Road safety experts will use a conference next week to ramp up pressure on the Government to raise the driver licensing age.
Local Authority Traffic Institute president Andy Foster, who is organising the Wellington conference, said last night that international "best practice" showed a need to lift the minimum age to 17 or 18.
He said experts in Sweden, the Netherlands and Britain, countries which he described as world leaders in road safety, were aghast when told New Zealand youngsters were allowed to drive aged 15.
"They said we're crazy," he recalled of a study tour he and other institute representatives made after Transport Safety Minister Harry Duynhoven challenged them at last year's conference to propose community-based initiatives for cutting the road toll to 300 by 2010.
"There are a lot of 15-year-old and 16-year-old 'supermen' out there who think they're invulnerable."
Prime Minister Helen Clark was not enthusiastic at her post-Cabinet press conference on Monday about a call from Mr Duynhoven for the minimum age to be lifted to 16.
He made the call after the road smash in Hastings on Friday night which killed four teenagers. Funerals for 17-year-olds Che Orbell-Pere and Michael Jefferies took place yesterday and funerals for Dylan Brittin, 16, and Alex Scales, 15, will be held today.
Helen Clark cited opposition from parents of teenagers worried about their safety if they had to wait at night for unreliable public transport.
Federated Farmers, which successfully resisted a move to raise the age in 1998, also warned yesterday against what new president Charlie Pedersen said would be a "knee-jerk" reaction to the latest tragedy.
"Increasing the minimum age would disadvantage thousands of responsible teenagers for no benefit," he said.
"While many New Zealanders' thoughts are with the families of the Hastings youths killed on Friday, raising the minimum driving age will not solve the problem of road deaths."
Mr Pedersen said international research evaluated before the introduction of graduated driver's licences seven years ago concluded that drivers were at greater risk in their early years behind the wheel regardless of their age.
He said the graduated system was generally very successful in ensuring youngsters were well-supervised initially, and under which the minimum age for the unrestricted right to drive was 17, or 16 1/2 for graduates of approved courses.
But Waikato University psychologist and road safety expert Dr Robert Isler said there were too many loopholes in the system, and international research showed that it took longer for young drivers to identify hazards.
"Their reflexes are good but they don't recognise hazards as fast as older drivers," he said.
Young drivers also tended to concentrate on looking directly ahead, rather than scanning widely for potential hazards.
Dr Isler, who is from Switzerland, where the minimum age for a learner licence is 18, cited Canadian research which found drivers aged between 16 and 19 had almost twice the number of crashes in their first month as those aged 20 and over.

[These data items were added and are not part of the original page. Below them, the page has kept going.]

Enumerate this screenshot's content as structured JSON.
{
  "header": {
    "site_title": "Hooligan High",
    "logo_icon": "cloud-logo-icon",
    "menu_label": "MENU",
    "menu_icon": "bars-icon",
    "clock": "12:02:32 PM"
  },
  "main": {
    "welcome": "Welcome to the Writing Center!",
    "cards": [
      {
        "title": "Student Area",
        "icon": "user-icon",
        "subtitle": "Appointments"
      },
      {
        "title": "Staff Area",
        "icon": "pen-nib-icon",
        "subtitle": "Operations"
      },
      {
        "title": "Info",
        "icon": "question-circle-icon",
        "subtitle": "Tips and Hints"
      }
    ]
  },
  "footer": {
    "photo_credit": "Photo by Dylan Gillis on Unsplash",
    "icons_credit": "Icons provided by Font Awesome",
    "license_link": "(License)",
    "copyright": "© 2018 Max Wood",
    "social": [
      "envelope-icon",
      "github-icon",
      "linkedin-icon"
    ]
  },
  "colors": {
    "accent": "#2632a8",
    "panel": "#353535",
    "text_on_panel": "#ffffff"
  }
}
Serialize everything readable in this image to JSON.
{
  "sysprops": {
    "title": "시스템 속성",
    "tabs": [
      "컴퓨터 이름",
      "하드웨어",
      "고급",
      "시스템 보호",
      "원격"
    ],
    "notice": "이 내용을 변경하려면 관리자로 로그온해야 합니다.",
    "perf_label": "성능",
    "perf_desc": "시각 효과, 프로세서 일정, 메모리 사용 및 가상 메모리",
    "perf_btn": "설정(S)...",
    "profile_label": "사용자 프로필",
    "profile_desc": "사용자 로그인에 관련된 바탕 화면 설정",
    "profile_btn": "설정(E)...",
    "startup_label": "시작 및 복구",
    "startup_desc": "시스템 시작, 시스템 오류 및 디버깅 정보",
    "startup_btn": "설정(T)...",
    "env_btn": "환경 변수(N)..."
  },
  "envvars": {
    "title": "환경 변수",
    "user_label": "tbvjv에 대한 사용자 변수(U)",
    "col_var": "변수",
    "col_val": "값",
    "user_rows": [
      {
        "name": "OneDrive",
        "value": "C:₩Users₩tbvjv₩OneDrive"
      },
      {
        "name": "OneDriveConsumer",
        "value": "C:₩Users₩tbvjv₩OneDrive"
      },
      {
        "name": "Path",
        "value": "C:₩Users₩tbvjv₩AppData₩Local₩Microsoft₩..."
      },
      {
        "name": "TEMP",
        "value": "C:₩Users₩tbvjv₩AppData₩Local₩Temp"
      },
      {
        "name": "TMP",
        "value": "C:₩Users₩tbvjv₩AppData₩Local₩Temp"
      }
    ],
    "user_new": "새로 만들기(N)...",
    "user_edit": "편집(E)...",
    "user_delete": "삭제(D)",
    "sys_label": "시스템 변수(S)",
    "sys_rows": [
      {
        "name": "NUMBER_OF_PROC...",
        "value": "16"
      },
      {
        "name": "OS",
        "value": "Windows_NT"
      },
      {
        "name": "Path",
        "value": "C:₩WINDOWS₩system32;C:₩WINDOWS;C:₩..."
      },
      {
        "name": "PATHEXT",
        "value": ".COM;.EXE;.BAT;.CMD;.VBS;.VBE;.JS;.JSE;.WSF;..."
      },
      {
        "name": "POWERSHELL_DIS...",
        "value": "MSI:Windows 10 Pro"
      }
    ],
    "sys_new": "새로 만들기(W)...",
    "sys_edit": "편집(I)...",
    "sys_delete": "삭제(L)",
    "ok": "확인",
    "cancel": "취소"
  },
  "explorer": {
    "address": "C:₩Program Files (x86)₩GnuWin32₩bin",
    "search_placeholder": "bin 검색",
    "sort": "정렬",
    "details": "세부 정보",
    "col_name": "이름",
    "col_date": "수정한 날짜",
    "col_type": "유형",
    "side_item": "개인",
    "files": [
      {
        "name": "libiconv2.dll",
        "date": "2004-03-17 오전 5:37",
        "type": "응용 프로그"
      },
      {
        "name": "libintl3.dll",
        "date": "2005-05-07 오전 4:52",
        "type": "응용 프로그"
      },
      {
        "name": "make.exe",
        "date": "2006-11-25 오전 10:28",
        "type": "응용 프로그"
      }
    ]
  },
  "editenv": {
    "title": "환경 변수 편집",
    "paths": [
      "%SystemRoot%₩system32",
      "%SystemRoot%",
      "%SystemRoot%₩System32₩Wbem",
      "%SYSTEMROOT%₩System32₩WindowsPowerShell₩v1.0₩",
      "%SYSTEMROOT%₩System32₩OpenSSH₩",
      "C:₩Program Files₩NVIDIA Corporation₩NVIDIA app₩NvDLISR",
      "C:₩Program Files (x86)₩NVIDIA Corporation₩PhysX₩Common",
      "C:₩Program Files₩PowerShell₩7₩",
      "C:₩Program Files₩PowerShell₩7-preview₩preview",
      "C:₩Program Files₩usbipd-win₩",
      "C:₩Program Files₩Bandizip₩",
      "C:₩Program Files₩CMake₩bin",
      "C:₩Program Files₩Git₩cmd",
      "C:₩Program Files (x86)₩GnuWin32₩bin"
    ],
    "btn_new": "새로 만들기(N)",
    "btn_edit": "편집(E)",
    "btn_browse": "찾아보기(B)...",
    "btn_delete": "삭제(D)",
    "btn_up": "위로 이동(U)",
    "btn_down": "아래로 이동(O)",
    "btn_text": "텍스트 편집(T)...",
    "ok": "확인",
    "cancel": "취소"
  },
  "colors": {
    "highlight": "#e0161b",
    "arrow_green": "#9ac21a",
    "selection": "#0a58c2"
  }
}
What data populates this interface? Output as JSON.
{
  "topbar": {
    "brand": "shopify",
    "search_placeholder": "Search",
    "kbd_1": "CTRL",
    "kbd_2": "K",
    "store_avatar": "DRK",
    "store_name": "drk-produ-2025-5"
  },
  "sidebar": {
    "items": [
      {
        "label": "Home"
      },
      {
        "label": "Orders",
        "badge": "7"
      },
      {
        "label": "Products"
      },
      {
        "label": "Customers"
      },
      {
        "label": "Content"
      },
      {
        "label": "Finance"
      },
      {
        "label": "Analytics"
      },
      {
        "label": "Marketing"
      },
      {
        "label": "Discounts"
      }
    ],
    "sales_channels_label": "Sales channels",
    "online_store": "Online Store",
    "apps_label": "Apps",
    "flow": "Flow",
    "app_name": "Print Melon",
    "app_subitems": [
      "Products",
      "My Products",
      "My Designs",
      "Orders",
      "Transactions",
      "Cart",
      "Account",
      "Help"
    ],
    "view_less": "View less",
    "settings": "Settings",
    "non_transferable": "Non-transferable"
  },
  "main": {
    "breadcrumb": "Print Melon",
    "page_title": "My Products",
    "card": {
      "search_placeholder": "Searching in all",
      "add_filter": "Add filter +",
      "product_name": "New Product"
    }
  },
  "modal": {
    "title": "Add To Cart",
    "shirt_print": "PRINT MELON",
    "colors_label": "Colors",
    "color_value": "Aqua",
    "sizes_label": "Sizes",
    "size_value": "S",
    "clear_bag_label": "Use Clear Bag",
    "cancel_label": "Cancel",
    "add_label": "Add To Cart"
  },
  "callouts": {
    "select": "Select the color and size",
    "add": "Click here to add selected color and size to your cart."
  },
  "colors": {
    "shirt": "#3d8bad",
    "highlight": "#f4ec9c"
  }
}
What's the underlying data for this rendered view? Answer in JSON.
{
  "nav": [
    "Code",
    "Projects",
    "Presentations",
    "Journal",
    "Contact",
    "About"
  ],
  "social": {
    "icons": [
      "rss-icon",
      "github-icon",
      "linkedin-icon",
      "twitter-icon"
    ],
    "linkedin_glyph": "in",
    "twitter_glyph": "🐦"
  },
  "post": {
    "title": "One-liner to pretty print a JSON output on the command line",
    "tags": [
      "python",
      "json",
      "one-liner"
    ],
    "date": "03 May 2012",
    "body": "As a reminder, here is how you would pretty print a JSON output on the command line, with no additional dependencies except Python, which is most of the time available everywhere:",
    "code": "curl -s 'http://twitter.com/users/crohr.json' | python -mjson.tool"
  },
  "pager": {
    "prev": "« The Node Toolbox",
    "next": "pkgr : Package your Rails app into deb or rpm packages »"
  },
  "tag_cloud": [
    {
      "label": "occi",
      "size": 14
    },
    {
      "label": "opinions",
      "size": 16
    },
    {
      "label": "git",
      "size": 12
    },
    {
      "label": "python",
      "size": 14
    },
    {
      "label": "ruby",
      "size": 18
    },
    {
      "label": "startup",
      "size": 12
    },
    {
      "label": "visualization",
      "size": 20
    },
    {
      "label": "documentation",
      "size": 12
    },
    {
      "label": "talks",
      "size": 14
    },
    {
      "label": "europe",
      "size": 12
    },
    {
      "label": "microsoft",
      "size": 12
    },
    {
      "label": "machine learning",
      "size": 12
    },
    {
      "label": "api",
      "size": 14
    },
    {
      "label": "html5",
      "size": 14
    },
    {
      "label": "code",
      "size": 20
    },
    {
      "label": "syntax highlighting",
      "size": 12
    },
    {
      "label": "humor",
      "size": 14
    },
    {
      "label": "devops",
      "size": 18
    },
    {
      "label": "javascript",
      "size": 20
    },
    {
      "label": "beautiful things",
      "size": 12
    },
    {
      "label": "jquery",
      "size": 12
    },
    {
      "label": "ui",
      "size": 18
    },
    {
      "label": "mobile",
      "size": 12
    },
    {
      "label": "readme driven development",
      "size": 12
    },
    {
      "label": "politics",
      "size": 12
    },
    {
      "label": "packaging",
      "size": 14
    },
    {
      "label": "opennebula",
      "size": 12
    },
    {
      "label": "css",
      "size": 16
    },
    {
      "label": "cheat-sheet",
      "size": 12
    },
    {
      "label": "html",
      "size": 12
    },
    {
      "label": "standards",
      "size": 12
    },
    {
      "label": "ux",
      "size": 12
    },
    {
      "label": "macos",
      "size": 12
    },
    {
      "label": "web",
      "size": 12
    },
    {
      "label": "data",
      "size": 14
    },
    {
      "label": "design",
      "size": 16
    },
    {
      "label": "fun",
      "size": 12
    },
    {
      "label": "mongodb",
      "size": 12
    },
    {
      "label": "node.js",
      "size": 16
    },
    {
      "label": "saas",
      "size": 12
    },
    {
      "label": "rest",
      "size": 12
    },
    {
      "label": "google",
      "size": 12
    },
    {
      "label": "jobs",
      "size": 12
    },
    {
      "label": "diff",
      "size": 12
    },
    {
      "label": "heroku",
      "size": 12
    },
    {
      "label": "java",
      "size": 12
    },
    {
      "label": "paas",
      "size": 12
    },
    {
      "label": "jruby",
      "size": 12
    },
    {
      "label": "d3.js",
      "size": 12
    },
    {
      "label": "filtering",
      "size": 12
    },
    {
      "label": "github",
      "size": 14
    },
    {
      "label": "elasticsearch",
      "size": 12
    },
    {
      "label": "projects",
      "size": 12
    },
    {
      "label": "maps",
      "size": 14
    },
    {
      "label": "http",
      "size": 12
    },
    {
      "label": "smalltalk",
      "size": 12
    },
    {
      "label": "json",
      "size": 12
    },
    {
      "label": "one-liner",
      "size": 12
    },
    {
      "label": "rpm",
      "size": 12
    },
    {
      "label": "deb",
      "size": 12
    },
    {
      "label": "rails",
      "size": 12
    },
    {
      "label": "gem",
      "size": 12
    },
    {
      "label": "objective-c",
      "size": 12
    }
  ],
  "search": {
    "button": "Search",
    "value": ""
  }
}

Land Transport New Zealand statistics show that although just three 15-year-old drivers were involved in fatal crashes last year, the number jumped to 15 for 16-year-olds and 63 for those aged 17 to 19.
Spokesman Andy Knackstedt said the low number of 15-year-olds would have been because most could not drive without supervision.
Despite Helen Clark's caution about raising the age limit, a spokesman for Mr Duynhoven said a Ministry of Transport paper looking at ways to meet the 2010 road toll target "may well" look at driver licensing. The paper is expected to be ready in October.
Opposition transport spokesman Maurice Williamson, who was Transport Minister when the graduated licensing system was introduced, said he remained in favour of lifting the age.
Mr Williamson said it would take far more than raising the age to prevent teenage road deaths, but younger drivers remained far more vulnerable than their elders to being "egged on" by peer pressure to take risks.
Asked about the concern of rural voters that their teenagers may miss out on important after-school activities in the absence of evening bus services, he said the minimum age was higher throughout Australia, where there were far greater distances to travel.
Age limits
* New Zealand has one of the lowest minimum driving ages in the world - 15. It was set when the first national licensing system was introduced in 1925.
* This is believed to have been influenced by the rural economy, and a need to allow teenagers to drive to work, or to and from after-school activities.
* But the number of rural New Zealanders, according to Census information, has declined from about one in two in 1925 to one in seven now. Vehicle registrations have soared from 106,449 then to 3,159,304 in June this year.
* Most Australian states do not allow driving under 16, even if supervised. In ACT, those aged 15 years and nine months can start learning, although the earliest age at which a full licence can be issued there is 20.
* Learners' permits are issued to those as young as 14 in some states of the United States, and in Canada, but 16 is the more usual minimum elsewhere in those countries.
* In Britain, the minimum age is 17 but MPs are said to be considering raising it to 18 in line with European countries such as Finland, the Netherlands, Portugal, Spain and Switzerland.